Alors que la Réserve fédérale américaine a confirmé une baisse de ses taux directeurs et annoncé la reprise des achats de bons du Trésor, le cours de l’or marque une pause technique. Dans le même temps, l’argent métal atteint de nouveaux sommets historiques, dopé par son classement comme « minéral critique ».
Le métal jaune reprend son souffle. Ce jeudi 11 décembre 2025, l’or au comptant a enregistré un repli de 0,5 %, s’échangeant aux alentours de 4 207,49 dollars l’once. Ce mouvement correctif intervient paradoxalement après une décision de politique monétaire américaine qui, sur le papier, aurait dû soutenir les métaux précieux.
Pour les investisseurs européens et belges, habitués à une année 2025 exceptionnelle pour le secteur, cette baisse s’apparente au phénomène classique de « vente de la nouvelle » (sell the news).
La Fed réactive la planche à billets
La baisse du métal jaune ne remet pas en cause la tendance de fond, mais répond à une logique de marché à court terme. La Réserve fédérale américaine (Fed) a, comme l’anticipaient la majorité des analystes, réduit ses taux directeurs de 25 points de base.
Plus surprenant pour certains observateurs, la banque centrale a annoncé la reprise des achats de bons du Trésor. Le rythme initial est fixé à 40 milliards de dollars par mois. L’objectif affiché est clair : augmenter la liquidité du marché obligataire.
Mécaniquement, une baisse des taux et une injection de liquidités pèsent généralement sur le dollar et les rendements obligataires, rendant l’or (qui ne verse pas d’intérêts) plus attractif. Toutefois, le marché avait largement anticipé cette décision. Après une course effrénée ayant mené l’or au-delà des 4 200 dollars, de nombreux opérateurs ont choisi de sécuriser leurs gains.
Le saviez-vous ? : Les prises de bénéfices
En bourse, une « prise de bénéfices » survient lorsque les investisseurs vendent un actif qui a fortement monté pour concrétiser leurs gains en argent liquide. Cela peut provoquer une baisse temporaire du cours, même si les nouvelles économiques sont positives.
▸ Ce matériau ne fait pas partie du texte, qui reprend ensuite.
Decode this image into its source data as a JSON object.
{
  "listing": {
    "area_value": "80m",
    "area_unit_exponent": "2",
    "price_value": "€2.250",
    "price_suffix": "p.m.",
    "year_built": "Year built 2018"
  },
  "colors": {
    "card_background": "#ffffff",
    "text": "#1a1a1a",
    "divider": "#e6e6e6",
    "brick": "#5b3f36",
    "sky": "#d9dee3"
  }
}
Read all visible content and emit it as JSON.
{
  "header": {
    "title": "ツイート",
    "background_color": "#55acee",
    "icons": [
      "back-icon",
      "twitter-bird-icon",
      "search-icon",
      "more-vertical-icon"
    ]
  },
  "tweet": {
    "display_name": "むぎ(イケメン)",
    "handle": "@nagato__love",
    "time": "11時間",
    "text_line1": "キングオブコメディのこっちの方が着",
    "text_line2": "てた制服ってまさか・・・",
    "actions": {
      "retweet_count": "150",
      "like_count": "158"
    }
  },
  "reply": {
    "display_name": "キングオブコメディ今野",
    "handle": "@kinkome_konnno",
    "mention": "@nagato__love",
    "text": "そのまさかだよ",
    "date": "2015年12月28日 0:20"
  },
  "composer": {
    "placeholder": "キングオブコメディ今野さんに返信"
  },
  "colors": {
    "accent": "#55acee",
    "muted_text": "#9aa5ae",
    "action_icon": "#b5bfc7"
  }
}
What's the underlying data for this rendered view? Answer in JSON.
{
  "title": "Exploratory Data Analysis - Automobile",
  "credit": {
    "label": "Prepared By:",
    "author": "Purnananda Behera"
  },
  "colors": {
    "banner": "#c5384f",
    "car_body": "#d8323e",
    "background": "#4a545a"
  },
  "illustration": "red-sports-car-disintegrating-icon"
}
Une année 2025 historique pour les métaux précieux
Il convient de remettre ce repli journalier en perspective. L’année 2025 restera gravée comme un millésime exceptionnel pour l’or. Le 17 septembre dernier, les analystes du groupe bancaire ING soulignaient déjà que le métal avait progressé de plus de 40 % depuis le début de l’année.
À cette époque, l’or franchissait à peine la barre des 3 700 dollars l’once, un niveau qui semblait déjà vertigineux. Trois mois plus tard, le cours gravite 500 dollars plus haut. Cette flambée s’explique par un cocktail explosif : les politiques commerciales protectionnistes impulsées par Donald Trump et la persistance de conflits géopolitiques majeurs, incitant les banques centrales et les particuliers à se tourner vers les valeurs refuges.
L’incertitude politique aux États-Unis joue également un rôle clé. Le président Donald Trump a récemment indiqué avoir choisi un remplaçant à Jerome Powell pour la présidence de la Fed, sans toutefois officialiser son nom, bien que des rumeurs persistantes citées par Investing.com évoquent Kevin Hassett. Ce flou institutionnel continue de soutenir la demande de fond pour l’or.
L’argent métal : nouveau « minéral critique »
Si l’or consolide, c’est l’argent (Silver) qui capte aujourd’hui toute la lumière. Le « pauvre cousin » de l’or a atteint un record historique de 62,8895 dollars l’once ce jeudi, avant de légèrement refluer.
Ce bond spectaculaire ne doit rien au hasard. Outre l’effet d’entraînement du marché de l’or, l’argent bénéficie d’un catalyseur industriel majeur : il a été officiellement désigné comme « minéral critique » par le gouvernement américain. Cette classification reconnaît l’importance stratégique de l’argent dans les technologies de pointe et la transition énergétique (panneaux solaires, électronique), renforçant les craintes d’une pénurie de l’offre physique face à une demande industrielle vorace.
Dans le sillage des métaux industriels, le cuivre suit cette dynamique positive, les contrats à terme sur le London Metal Exchange ayant progressé de 0,4 % pour atteindre 11 608,45 dollars la tonne.
Ce qu’il faut retenir pour votre épargne
Pour l’investisseur particulier, la volatilité actuelle ne doit pas masquer les fondamentaux. La baisse des taux réels et la reprise des injections de liquidités par la Fed constituent historiquement un environnement très favorable aux métaux précieux.
Le repli de l’or sous les 4 210 dollars pourrait être perçu par certains comme un point d’entrée, tandis que l’argent métal semble entamer un nouveau cycle, porté par une reconnaissance officielle de sa rareté industrielle. Comme toujours, la diversification reste la clé de voûte de toute stratégie patrimoniale.